#ReadingNotes
Noble et al. The Left Hand of Equals. Onward! 2016. 13 pages.
What's the simplest possible design for equality in an object-oriented system? The authors range all over from Simula to Smalltalk to Self to Lisp to Java to Scala to object-capability systems like E. Some new to me ideas pop up:
- Autognostic objects: Objects can only look at their own representation, not another's. Smalltalk objects act like this, but not Simula (or Swift!) objects, which encapsulate at the class rather than the object boundary. Interestingly this allows still to ask if another object is identical to yourself, but not generally if an arbitrary object is reference equals to another from the outside. (Though mirror reflection can intentionally pierce this veil.)

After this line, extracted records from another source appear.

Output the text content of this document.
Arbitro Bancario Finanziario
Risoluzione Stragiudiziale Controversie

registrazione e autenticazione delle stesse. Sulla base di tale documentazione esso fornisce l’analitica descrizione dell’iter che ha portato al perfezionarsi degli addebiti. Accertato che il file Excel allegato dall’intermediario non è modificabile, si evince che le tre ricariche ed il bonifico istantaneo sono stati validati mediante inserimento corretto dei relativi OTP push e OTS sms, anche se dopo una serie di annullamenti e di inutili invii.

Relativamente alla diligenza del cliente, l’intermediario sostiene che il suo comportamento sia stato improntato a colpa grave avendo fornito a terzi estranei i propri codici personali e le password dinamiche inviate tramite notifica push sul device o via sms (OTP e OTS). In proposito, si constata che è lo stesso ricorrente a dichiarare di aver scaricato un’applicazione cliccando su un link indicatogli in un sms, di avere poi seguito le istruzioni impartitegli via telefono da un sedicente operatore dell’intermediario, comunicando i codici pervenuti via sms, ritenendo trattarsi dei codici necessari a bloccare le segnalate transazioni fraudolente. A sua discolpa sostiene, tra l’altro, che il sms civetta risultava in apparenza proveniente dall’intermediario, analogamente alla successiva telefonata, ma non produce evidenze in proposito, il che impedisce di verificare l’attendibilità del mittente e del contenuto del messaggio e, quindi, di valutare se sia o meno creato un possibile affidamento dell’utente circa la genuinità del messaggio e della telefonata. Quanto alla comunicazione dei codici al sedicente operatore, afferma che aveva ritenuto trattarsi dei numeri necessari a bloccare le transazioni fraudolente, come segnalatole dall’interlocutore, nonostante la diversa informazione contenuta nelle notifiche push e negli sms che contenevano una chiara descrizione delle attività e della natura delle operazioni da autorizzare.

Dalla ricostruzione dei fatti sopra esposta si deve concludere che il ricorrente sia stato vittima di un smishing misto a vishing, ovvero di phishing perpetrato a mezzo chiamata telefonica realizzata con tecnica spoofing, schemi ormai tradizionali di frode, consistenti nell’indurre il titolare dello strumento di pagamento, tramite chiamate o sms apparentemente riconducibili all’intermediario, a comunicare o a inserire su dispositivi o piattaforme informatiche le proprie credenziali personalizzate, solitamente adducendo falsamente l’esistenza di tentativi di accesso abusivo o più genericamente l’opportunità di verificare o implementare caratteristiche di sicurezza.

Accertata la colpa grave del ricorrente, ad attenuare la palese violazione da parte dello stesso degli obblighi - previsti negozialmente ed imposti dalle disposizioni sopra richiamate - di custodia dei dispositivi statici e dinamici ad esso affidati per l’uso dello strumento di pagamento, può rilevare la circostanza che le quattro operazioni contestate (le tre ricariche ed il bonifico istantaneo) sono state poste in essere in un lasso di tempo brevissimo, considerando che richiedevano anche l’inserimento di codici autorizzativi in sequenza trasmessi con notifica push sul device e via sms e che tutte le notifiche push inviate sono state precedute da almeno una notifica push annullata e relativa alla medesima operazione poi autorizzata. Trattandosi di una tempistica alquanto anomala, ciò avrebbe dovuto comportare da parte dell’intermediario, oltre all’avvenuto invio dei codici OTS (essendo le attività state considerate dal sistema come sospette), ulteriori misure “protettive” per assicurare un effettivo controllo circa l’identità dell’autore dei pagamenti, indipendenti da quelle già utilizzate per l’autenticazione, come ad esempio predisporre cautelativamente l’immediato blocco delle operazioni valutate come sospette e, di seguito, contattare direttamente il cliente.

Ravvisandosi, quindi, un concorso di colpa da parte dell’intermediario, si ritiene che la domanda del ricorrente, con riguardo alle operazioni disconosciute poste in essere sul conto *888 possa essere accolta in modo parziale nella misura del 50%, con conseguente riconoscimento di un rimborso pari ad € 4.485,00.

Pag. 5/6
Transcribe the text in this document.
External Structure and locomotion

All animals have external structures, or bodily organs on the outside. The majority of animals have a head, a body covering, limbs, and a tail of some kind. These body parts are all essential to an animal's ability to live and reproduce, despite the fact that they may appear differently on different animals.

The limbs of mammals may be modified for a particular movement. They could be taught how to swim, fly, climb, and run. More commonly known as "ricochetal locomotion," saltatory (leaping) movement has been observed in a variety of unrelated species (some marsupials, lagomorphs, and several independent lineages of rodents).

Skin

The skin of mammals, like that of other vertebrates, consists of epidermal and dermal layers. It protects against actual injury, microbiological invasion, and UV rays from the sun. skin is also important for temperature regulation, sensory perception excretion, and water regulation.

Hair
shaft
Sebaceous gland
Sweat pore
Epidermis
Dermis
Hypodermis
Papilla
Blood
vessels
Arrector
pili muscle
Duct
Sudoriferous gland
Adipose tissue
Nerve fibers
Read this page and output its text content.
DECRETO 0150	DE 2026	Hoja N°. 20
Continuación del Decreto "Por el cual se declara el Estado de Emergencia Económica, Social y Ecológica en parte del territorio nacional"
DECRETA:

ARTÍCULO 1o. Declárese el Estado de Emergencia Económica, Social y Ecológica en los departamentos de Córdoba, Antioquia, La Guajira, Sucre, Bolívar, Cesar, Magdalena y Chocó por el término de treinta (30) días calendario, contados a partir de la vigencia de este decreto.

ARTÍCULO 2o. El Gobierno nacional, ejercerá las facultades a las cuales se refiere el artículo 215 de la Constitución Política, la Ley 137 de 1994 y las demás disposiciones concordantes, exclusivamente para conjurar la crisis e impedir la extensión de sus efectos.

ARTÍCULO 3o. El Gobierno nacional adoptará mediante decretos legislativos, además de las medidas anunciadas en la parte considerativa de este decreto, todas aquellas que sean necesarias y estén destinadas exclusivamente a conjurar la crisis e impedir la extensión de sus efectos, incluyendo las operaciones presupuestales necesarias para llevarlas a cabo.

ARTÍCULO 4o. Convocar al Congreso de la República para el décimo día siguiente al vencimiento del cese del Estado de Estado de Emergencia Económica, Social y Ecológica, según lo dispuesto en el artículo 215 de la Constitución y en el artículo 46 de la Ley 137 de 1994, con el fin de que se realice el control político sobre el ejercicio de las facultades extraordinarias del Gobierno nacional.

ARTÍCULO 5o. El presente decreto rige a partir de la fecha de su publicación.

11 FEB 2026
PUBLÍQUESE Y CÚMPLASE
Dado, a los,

- Trust implications of object messaging: left.equals(right) only means anything if we trust left to live up to its contract. This matters for stuff like collection.contains(other), where we trust the collection's contents but not the other object. This is demonstrated in detail in the context of the grant matcher problem from the object capabilities literature.
- Abstract vs Algebraic data types: AbDTs are objects. AlDTs are values whose representation is exposed. These unhelpfully share the same abbreviation as ADTs.
The writing in the first few paragraphs about Simula vs Smalltalk is worth reading just for fun and feel. The quotes from LeGuin's Left Hand of Darkness throughout are also a nice touch.